This morning U.S. District Court Judge Richard Leon ruled that AT&T’s $85.4 billion bid was legal, and imposed no conditions on the merger. This is a major blow to the Department of Justice who had appealed hoping to overturn an earlier ruling in an effort to at least impose some conditions on the merger.
The Department of Justice had been calling on AT&T and Time Warner to sell all or part of the Turner Broadcasting Group—the group of cable networks that includes CNN—or to sell off DIRECTV and keep the cable networks as a potential requirement for approving the pending deal.
The case has drawn attention from all sides including Sling TV’s President Warren Schlichting, who testified against the merger. “We would lose a lot of subs,” Schlichting said, during an hour and a half of testimonies at the U.S. District Court in Washington, D.C. “There would be severe bleeding. It would be a lose/lose for us, and a win/win for them.”

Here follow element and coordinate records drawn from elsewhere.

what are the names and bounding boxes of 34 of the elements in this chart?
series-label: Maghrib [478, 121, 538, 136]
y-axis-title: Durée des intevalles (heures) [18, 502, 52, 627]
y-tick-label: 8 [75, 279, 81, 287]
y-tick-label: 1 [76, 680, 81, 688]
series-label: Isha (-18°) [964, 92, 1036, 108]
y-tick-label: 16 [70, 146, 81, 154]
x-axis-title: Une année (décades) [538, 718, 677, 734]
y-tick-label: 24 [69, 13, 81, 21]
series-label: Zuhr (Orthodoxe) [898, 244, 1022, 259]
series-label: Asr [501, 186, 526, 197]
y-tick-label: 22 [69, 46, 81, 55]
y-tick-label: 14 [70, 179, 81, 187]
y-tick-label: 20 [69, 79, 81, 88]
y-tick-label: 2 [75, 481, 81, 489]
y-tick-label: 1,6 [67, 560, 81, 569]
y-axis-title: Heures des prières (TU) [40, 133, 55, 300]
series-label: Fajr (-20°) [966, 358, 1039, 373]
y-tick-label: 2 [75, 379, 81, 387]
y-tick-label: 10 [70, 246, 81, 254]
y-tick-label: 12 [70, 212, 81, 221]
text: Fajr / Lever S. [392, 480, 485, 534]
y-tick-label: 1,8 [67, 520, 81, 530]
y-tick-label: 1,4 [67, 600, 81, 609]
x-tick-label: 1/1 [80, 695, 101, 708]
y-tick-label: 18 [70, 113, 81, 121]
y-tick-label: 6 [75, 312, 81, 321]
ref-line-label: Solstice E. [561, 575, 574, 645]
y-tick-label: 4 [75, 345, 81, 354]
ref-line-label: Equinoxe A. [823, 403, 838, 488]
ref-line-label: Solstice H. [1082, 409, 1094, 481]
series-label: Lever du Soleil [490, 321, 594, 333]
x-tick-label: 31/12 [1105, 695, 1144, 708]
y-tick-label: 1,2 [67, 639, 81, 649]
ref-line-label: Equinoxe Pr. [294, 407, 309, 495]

Even the FCC came out against the earlier court ruling. “While the Commission takes no position on the relevance of any document in this case, it is concerned that two of the rationales supplied by the district court for discounting the probative value of submissions made to the FCC could reflect a misunderstanding of Commission procedures,” the FCC wrote.
Now AT&T is free to move forward with their plans for Time Warner free from worry of a potential court order forcing them to sell off part or all of Time Warner or DIRECTV.